16. An apparatus for controlling a vehicle, the apparatus comprising:

a processor; and

a memory storing at least one instruction that, when executed by the processor communicating with the memory, is configured to cause the apparatus to:

generate an elimination tree of a sparse matrix associated with an autonomous movement operation of the vehicle;

determine pattern information for each column of an upper triangular matrix corresponding to the sparse matrix by performing a dependency path traversal of the elimination tree;

perform, based on the pattern information, numerical factorization of the sparse matrix using an upper triangular transpose solution;

generate, based on the numerical factorization, a signal; and

control, based on the signal, the autonomous movement operation of the vehicle.

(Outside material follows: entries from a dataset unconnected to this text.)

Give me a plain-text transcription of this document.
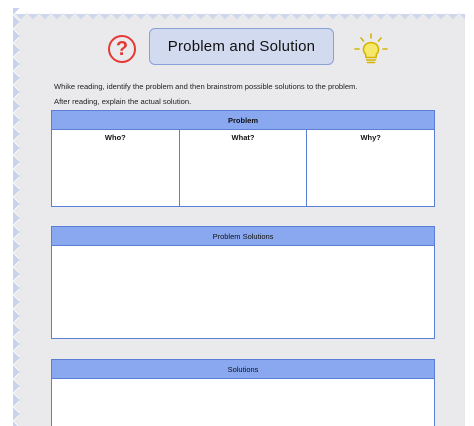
?	Problem and Solution
Whike reading, identify the problem and then brainstrom possible solutions to the problem.
After reading, explain the actual solution.
Problem
Who?	What?	Why?
Problem Solutions
Solutions
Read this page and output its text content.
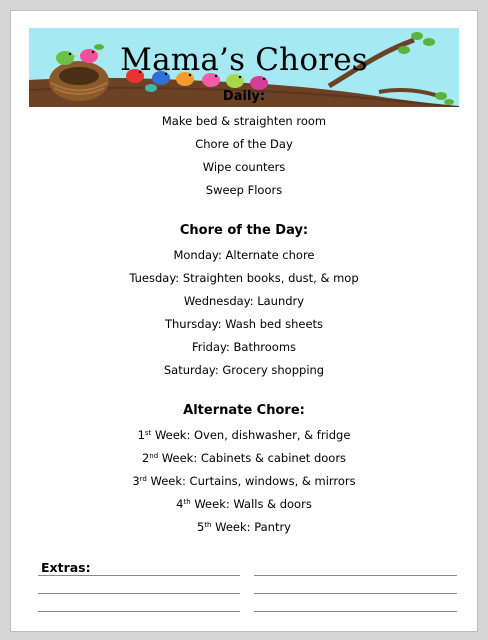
Mama’s Chores
Daily:
Make bed & straighten room
Chore of the Day
Wipe counters
Sweep Floors
Chore of the Day:
Monday: Alternate chore
Tuesday: Straighten books, dust, & mop
Wednesday: Laundry
Thursday: Wash bed sheets
Friday: Bathrooms
Saturday: Grocery shopping
Alternate Chore:
1st Week: Oven, dishwasher, & fridge
2nd Week: Cabinets & cabinet doors
3rd Week: Curtains, windows, & mirrors
4th Week: Walls & doors
5th Week: Pantry
Extras:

17. The apparatus of claim 16, wherein the signal is generated and applied within a fixed-time interval of 10 milliseconds or less to enable real-time control of the autonomous movement operation of the vehicle.

18. The apparatus of claim 16, wherein the at least one instruction, when executed by the processor communicating with the memory, is configured to cause the apparatus to generate the signal based on one or more sensor inputs from the vehicle, wherein the signal is configured to enable control of the vehicle.

19. The apparatus of claim 16, wherein the sparse matrix is a symmetric positive definite matrix that represents a control problem formulated using one of a model predictive control framework or a quadratic programming problem for control of the vehicle.

20. The apparatus of claim 16, wherein performing the dependency path traversal of the elimination tree comprises:

identifying a set of nodes in the elimination tree corresponding to non-zero entries in a column of the sparse matrix; and

traversing upward from the identified set of nodes in the elimination tree to obtain ancestor nodes that represent dependencies for determining a non-zero pattern in a corresponding column of the upper triangular matrix.